Nome: __________________________________________________ RM: 
 
 
 
 
Matéria FILOSOFIA: Platão 
 
1. (Unioeste 2020) “Então, considera o que segue (...). O que 
me parece é que, se existe algo belo além do Belo em si, só 
poderá ser belo por participar desse Belo em si. O mesmo 
admito de tudo mais. Admites essa espécie de causa?” 
PLATÃO, Fédon, 100 c. Belém: Ed. UFPA, 2011. 
 
 
Sobre o excerto acima, considere as seguintes afirmações: 
 
I. A hipótese platônica das Ideias (ou hipótese das Formas) 
compreende a Ideia como causa do ser das coisas. 
II. “Participação” é o modo pelo qual a Ideia dá causa às 
coisas. 
III. O Belo corresponde à Forma; a coisa bela é a Ideia. 
IV. A teoria ou hipótese das Ideias distingue entre entidades 
supratemporais que são em si mesmas, frente a entidades 
que não são por si mesmas e estão submetidas ao devir. 

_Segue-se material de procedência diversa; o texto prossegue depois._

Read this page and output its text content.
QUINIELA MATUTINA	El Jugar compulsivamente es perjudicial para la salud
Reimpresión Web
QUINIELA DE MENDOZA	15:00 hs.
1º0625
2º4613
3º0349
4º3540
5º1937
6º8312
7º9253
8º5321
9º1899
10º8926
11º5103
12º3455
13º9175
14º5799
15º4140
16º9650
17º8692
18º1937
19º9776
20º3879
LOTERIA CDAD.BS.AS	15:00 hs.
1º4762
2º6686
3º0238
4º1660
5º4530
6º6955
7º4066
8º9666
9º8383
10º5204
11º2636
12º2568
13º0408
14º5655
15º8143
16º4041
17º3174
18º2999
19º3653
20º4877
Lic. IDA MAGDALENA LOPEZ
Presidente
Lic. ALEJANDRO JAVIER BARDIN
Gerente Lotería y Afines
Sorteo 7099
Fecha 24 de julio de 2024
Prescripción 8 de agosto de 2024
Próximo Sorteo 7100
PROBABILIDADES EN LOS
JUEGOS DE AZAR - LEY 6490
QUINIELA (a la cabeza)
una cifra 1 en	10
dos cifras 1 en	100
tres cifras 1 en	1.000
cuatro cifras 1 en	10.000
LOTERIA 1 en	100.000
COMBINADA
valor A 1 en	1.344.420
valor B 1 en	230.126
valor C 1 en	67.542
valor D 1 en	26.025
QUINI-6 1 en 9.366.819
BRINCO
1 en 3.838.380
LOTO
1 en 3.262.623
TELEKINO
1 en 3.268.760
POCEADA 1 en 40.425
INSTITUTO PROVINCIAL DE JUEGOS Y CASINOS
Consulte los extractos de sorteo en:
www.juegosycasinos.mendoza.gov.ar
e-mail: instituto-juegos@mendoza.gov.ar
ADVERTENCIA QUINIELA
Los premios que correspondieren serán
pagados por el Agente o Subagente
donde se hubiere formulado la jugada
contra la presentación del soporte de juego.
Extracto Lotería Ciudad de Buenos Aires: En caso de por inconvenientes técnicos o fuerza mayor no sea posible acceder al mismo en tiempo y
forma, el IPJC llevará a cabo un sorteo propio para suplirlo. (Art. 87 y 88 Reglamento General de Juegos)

As primeiras são causa do ser das últimas. 
 
Sobre as afirmações acima, assinale a alternativa CORRETA. 
a) Somente uma está incorreta. 
b) Somente uma está correta. 
c) Duas estão corretas e duas estão incorretas. 
d) Todas estão corretas. 
e) Todas estão incorretas. 
 
2. (Uel 2020) Leia o texto a seguir. 
 
Quando o artista [demiurgo] trabalha em sua obra, a vista 
dirigida para o que sempre se conserva igual a si mesmo, e 
lhe transmite a forma e a virtude desse modelo, é natural que 
seja belo tudo o que ele realiza. Porém, se ele se fixa no que 
devém e toma como modelo algo sujeito ao nascimento, 
nada belo poderá criar. [...] Ora, se este mundo é belo e for 
bom seu construtor, sem dúvida nenhuma este fixará a vista 
no modelo eterno. 
 
PLATÃO. Timeu. 28 a7-10; 29 a2-3. Trad. Carlos A. Nunes. 
Belém: UFPA, 1977. p. 46-47. 
 
 
Com base no texto e nos conhecimentos sobre a filosofia de 
Platão, assinale a alternativa correta. 
a) O mundo é belo porque imita os modelos sensíveis, nos 
quais o demiurgo se inspira ao gerar o mundo. 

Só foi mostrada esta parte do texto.